American journalist and author

Alice Feiring is an American journalist and author, for several years a wine and travel columnist for Time magazine, and known as an advocate for "natural wine".

In addition to contributions to publications such as The New York Times, New York Magazine, San Francisco Chronicle, LA Times, Condé Nast Traveler and Forbes Traveler, her blog "The Feiring Line" (formerly: "Veritas in Vino") is considered one of the best in its specific category, and her voice described by Mike Steinberger as part of a new wave of "real flowering of high-quality wine journalism". In 2011, Feiring was selected as "Online Communicator of the Year" by the Louis Roederer International Wine Writer Awards. On Sept. 30, 2020, Feiring was named a Knight of the French Order of Agricultural Merit.
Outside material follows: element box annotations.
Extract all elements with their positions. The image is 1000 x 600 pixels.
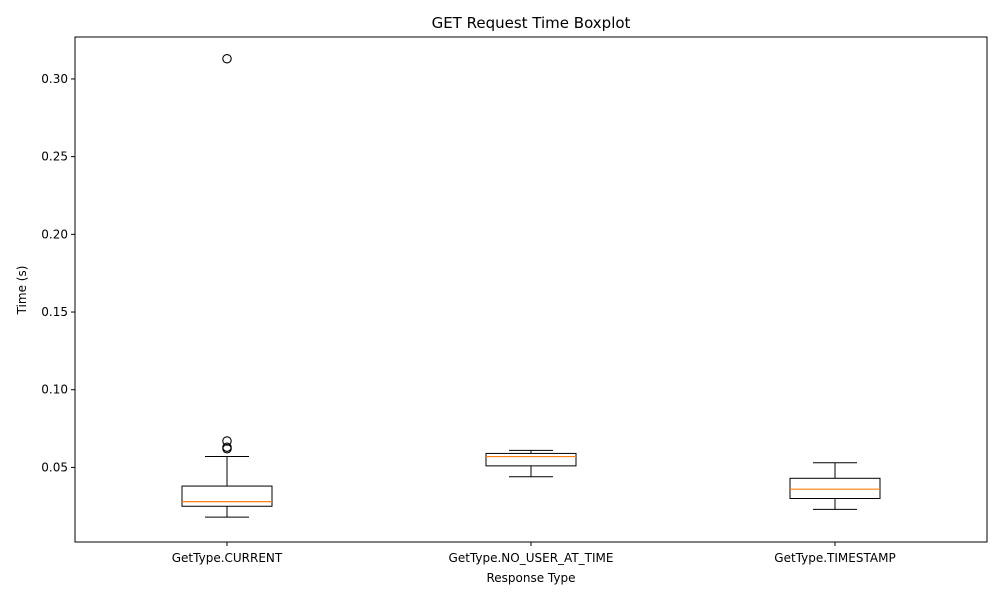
y-tick-label: 0.15 (41, 305, 68, 319)
plot-area: 0.05 0.10 0.15 0.20 0.25 0.30 GetType.CURRENT G… (41, 36, 988, 565)
outlier-point (222, 442, 232, 452)
box-iqr (485, 452, 577, 467)
box-iqr (181, 485, 273, 507)
y-tick-label: 0.30 (41, 72, 68, 86)
outlier-point (222, 436, 232, 446)
y-tick-label: 0.10 (41, 383, 68, 397)
chart-title: GET Request Time Boxplot (432, 14, 631, 32)
x-tick-label: GetType.NO_USER_AT_TIME (449, 551, 614, 565)
y-tick-label: 0.05 (41, 460, 68, 474)
y-tick-label: 0.25 (41, 150, 68, 164)
x-tick-label: GetType.CURRENT (172, 551, 283, 565)
x-axis-label: Response Type (486, 571, 575, 585)
y-axis-label: Time (s) (15, 266, 29, 316)
y-tick-label: 0.20 (41, 227, 68, 241)
box-iqr (789, 477, 881, 499)
x-tick-label: GetType.TIMESTAMP (774, 551, 895, 565)
outlier-point (222, 54, 232, 64)
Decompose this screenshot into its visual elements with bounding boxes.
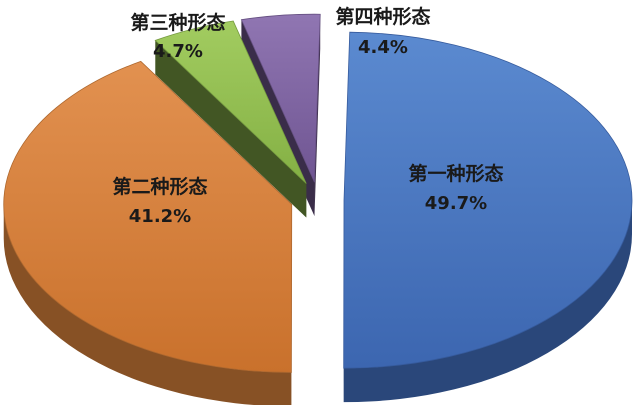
slice-value-4: 4.4% (358, 37, 408, 58)
slice-value-2: 41.2% (129, 206, 191, 227)
slice-label-3: 第三种形态 (130, 11, 225, 34)
pie-slice-4 (240, 13, 321, 183)
slice-label-2: 第二种形态 (112, 175, 207, 198)
pie-slice-2 (3, 60, 293, 373)
slice-value-3: 4.7% (153, 41, 203, 62)
pie-slice-cut-3-1 (155, 40, 307, 218)
pie-slice-side-2 (3, 204, 292, 405)
pie-slice-3 (154, 20, 307, 184)
slice-label-4: 第四种形态 (335, 5, 430, 28)
slice-value-1: 49.7% (425, 193, 487, 214)
pie-slice-1 (343, 31, 633, 369)
slice-label-1: 第一种形态 (408, 162, 503, 185)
Her first book, published in May 2008, The Battle for Wine and Love: Or How I Saved the World from Parkerization, described as "an opinionated look at the fight to preserve authenticity and diversity in wine", due to its perceived "declaration of war" against critic Robert Parker found some controversy well before its date of release. Reviewing the book, Eric Asimov later wrote, "Ms. Feiring is an uncompromising judge of wine and people who can no more stomach a lover’s preference for a wine she abhors than she can the presence of a microwave in her kitchen." Feiring's critical statements against California wine as "overblown, over-alcoholed, over-oaked, overpriced and over-manipulated" have also sparked controversy.
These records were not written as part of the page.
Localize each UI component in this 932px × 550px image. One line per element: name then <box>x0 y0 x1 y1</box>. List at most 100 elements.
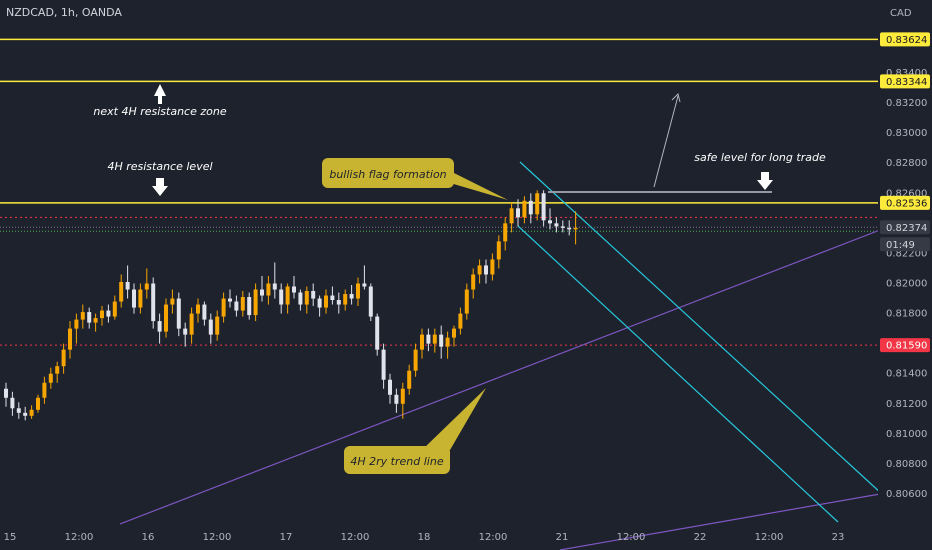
candle-body <box>279 289 284 305</box>
down-arrow-icon <box>152 178 168 196</box>
candle-body <box>292 286 296 293</box>
trend-line-bottom <box>559 493 881 550</box>
time-tick-label: 17 <box>280 532 293 543</box>
candle-body <box>503 223 508 242</box>
candle-body <box>336 300 341 305</box>
candle-body <box>522 200 527 218</box>
candle-body <box>240 297 245 311</box>
candle-body <box>330 295 335 301</box>
time-tick-label: 12:00 <box>341 532 370 543</box>
candle-body <box>144 283 149 290</box>
time-tick-label: 12:00 <box>65 532 94 543</box>
candle-body <box>509 208 514 224</box>
candle-body <box>215 316 220 335</box>
candle-body <box>368 286 373 317</box>
candle-body <box>452 328 456 338</box>
resistance-level-label: 4H resistance level <box>107 160 212 173</box>
price-tick-label: 0.82000 <box>886 279 927 290</box>
candle-body <box>426 334 431 344</box>
bullish-flag-label: bullish flag formation <box>329 168 446 181</box>
bullish-flag-callout <box>322 158 454 188</box>
price-tick-label: 0.82200 <box>886 248 927 259</box>
currency-label: CAD <box>890 8 912 19</box>
time-axis[interactable]: 15 12:00 16 12:00 17 12:00 18 12:00 21 12:00 22 12:… <box>4 532 845 543</box>
price-label-resistance: 0.83624 <box>886 35 927 46</box>
trend-line-lower <box>119 229 881 525</box>
candle-body <box>266 283 271 296</box>
bullish-flag-callout-pointer <box>440 166 508 200</box>
candle-body <box>554 223 559 227</box>
safe-level-label: safe level for long trade <box>694 151 826 164</box>
trend-callout-pointer <box>422 388 486 450</box>
candle-body <box>61 349 66 367</box>
candle-body <box>132 289 136 308</box>
annotations: next 4H resistance zone 4H resistance le… <box>93 84 826 474</box>
candle-body <box>106 310 111 317</box>
candle-body <box>125 281 130 290</box>
candle-body <box>119 281 124 302</box>
candle-body <box>260 289 264 296</box>
candle-body <box>311 291 316 299</box>
candle-body <box>548 220 552 224</box>
candle-body <box>183 328 188 335</box>
time-tick-label: 12:00 <box>617 532 646 543</box>
candle-body <box>560 226 565 228</box>
candle-body <box>362 283 367 287</box>
candle-body <box>228 298 232 302</box>
price-label-red: 0.81590 <box>886 341 927 352</box>
price-label-current: 0.82374 <box>886 223 927 234</box>
candle-body <box>48 373 53 383</box>
candle-body <box>42 382 47 398</box>
candle-body <box>464 289 469 314</box>
candle-body <box>55 366 60 374</box>
candle-body <box>317 298 322 308</box>
candle-body <box>36 397 40 410</box>
price-tick-label: 0.81000 <box>886 429 927 440</box>
candle-body <box>535 193 540 215</box>
candle-body <box>189 313 194 335</box>
candle-body <box>541 193 546 221</box>
candle-body <box>439 334 444 347</box>
candle-body <box>151 283 156 322</box>
candle-body <box>484 265 488 275</box>
candle-body <box>349 294 354 299</box>
candle-body <box>221 298 226 317</box>
price-tick-label: 0.82600 <box>886 188 927 199</box>
channel-line-lower <box>517 225 839 523</box>
price-label-resistance: 0.82536 <box>886 198 927 209</box>
time-tick-label: 12:00 <box>755 532 784 543</box>
candle-body <box>528 200 533 215</box>
channel-line-upper <box>519 161 883 495</box>
candle-body <box>490 259 495 275</box>
candle-body <box>394 394 399 404</box>
candles <box>4 190 578 421</box>
candle-body <box>176 298 181 329</box>
candle-body <box>516 208 520 218</box>
price-axis[interactable]: 0.83400 0.83200 0.83000 0.82800 0.82600 0.822… <box>878 0 932 550</box>
candle-body <box>298 292 303 305</box>
candle-body <box>304 291 309 305</box>
candle-body <box>16 408 21 413</box>
candle-body <box>432 334 437 344</box>
candle-body <box>164 304 168 332</box>
drawings <box>119 93 883 550</box>
candle-body <box>477 265 482 275</box>
price-tick-label: 0.83200 <box>886 98 927 109</box>
price-tick-label: 0.80800 <box>886 459 927 470</box>
price-tick-label: 0.82800 <box>886 158 927 169</box>
candle-body <box>80 312 85 320</box>
candle-body <box>420 334 424 350</box>
up-arrow-icon <box>154 84 166 104</box>
time-tick-label: 21 <box>556 532 569 543</box>
time-tick-label: 12:00 <box>479 532 508 543</box>
candle-body <box>112 301 117 317</box>
candle-body <box>170 298 175 305</box>
candle-body <box>253 289 258 316</box>
candle-body <box>29 409 34 416</box>
price-label-resistance: 0.83344 <box>886 77 927 88</box>
time-tick-label: 22 <box>694 532 707 543</box>
price-label-resistance-bg <box>880 74 930 89</box>
candle-body <box>356 283 360 299</box>
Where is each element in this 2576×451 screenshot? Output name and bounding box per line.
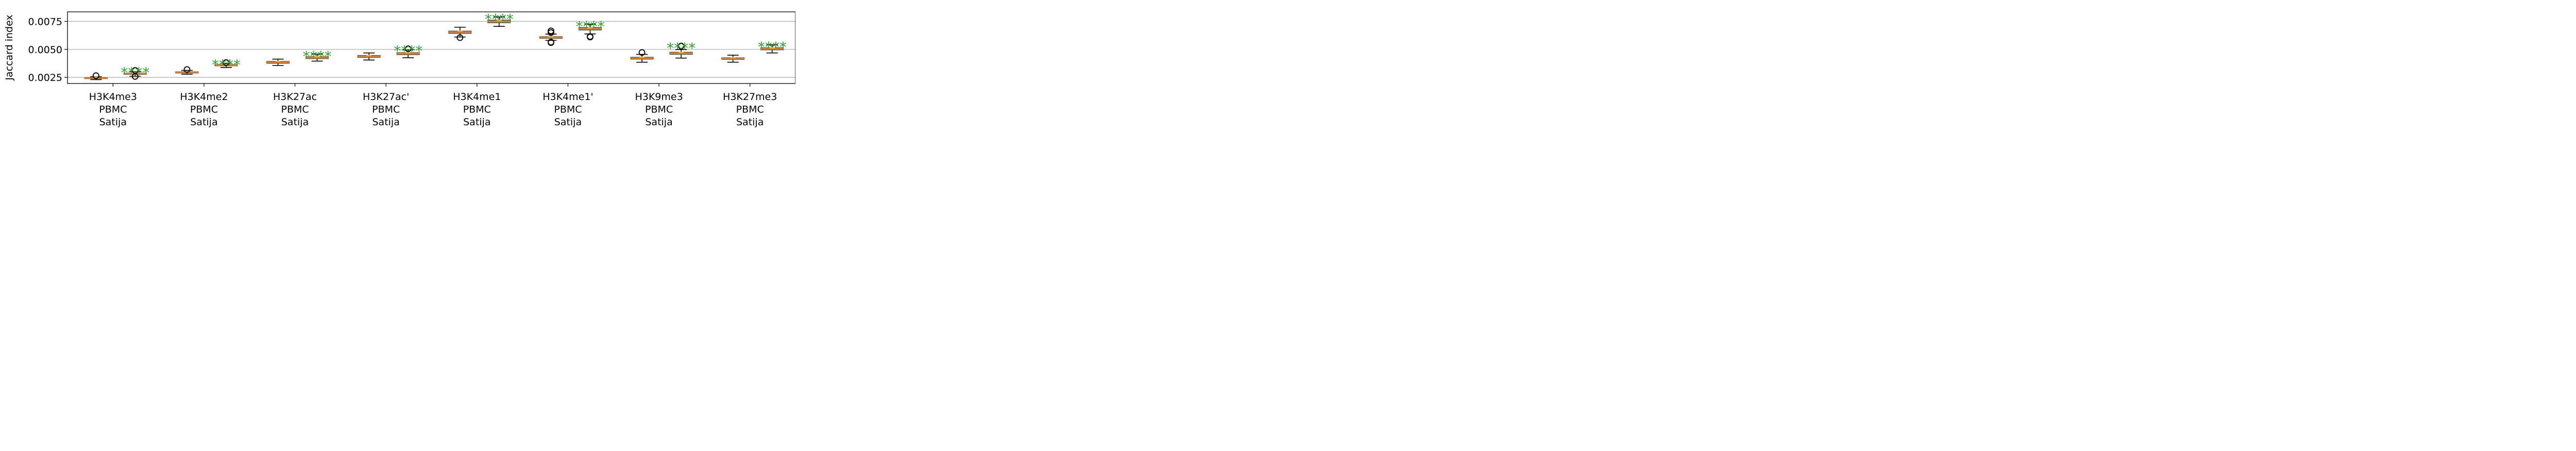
box-group (84, 72, 108, 80)
outlier-point (677, 42, 685, 49)
x-tick-label: Satija (554, 116, 582, 128)
box-group (539, 27, 563, 46)
x-tick-label: Satija (463, 116, 490, 128)
box-plot-chart: Jaccard index 0.00250.00500.0075H3K4me3P… (4, 11, 795, 128)
box-group (630, 49, 654, 63)
outlier-point (131, 67, 139, 74)
box-group (487, 16, 511, 27)
box-group (669, 42, 693, 59)
x-tick-label: PBMC (645, 104, 673, 115)
outlier-point (587, 33, 594, 40)
outlier-point (223, 59, 230, 66)
y-tick-label: 0.0050 (28, 44, 62, 56)
x-tick-label: PBMC (554, 104, 582, 115)
outlier-point (456, 34, 464, 41)
x-tick-label: PBMC (736, 104, 764, 115)
box-group (305, 54, 329, 62)
box-group (578, 24, 602, 41)
x-tick-label: PBMC (99, 104, 127, 115)
x-tick-label: Satija (190, 116, 217, 128)
y-axis-label: Jaccard index (4, 14, 15, 80)
box-group (175, 66, 199, 75)
significance-label: **** (575, 18, 604, 35)
significance-label: **** (121, 64, 149, 81)
outlier-point (548, 27, 554, 35)
x-tick-label: Satija (736, 116, 764, 128)
outlier-point (183, 66, 191, 73)
x-tick-label: Satija (372, 116, 400, 128)
outlier-point (92, 72, 99, 79)
y-tick-label: 0.0025 (28, 72, 62, 83)
x-tick-label: H3K4me1 (453, 91, 501, 103)
box-group (721, 55, 745, 63)
x-tick-label: PBMC (190, 104, 218, 115)
x-tick-label: Satija (645, 116, 672, 128)
x-tick-label: Satija (281, 116, 309, 128)
plot-frame (67, 11, 795, 84)
x-tick-label: Satija (99, 116, 127, 128)
box-group (448, 26, 472, 41)
significance-label: **** (667, 40, 696, 57)
significance-label: **** (394, 43, 422, 60)
significance-label: **** (485, 11, 514, 28)
significance-label: **** (758, 39, 787, 56)
x-tick-label: PBMC (463, 104, 491, 115)
box-group (760, 44, 784, 54)
box-group (266, 58, 290, 66)
outlier-point (638, 49, 646, 56)
significance-label: **** (212, 56, 241, 73)
box-group (214, 59, 238, 68)
y-tick-label: 0.0075 (28, 16, 62, 27)
x-tick-label: H3K27me3 (723, 91, 777, 103)
significance-label: **** (303, 48, 332, 65)
x-tick-label: H3K4me2 (180, 91, 228, 103)
x-tick-label: PBMC (372, 104, 400, 115)
x-tick-label: H3K27ac' (363, 91, 409, 103)
box-group (396, 45, 420, 58)
x-tick-label: PBMC (281, 104, 309, 115)
box-group (357, 52, 381, 61)
chart-root: Jaccard index 0.0025 0.0050 0.0075 H3K4me3 P… (0, 0, 795, 139)
outlier-point (404, 45, 412, 53)
outlier-point (548, 39, 554, 46)
x-tick-label: H3K4me1' (543, 91, 593, 103)
x-tick-label: H3K4me3 (89, 91, 137, 103)
box-group (123, 67, 147, 80)
x-tick-label: H3K9me3 (635, 91, 683, 103)
x-tick-label: H3K27ac (273, 91, 317, 103)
In 2011, Feiring published Naked Wine: Letting Grapes Do What Comes Naturally. Her 2016 book For the Love of Wine: My Odyssey Through the World's Most Ancient Wine Culture, explores the wine of Georgia. In 2017, Feiring published The Dirty Guide to Wine: Following Flavor from Ground to Glass. She also wrote Natural Wine For The People: What It Is, Where to Find It, How to Love It released in August 2019. Her most recent book is "To Fall In Love, Drink This: A Wine Writer's Memoir" (2022, Simon and Schuster).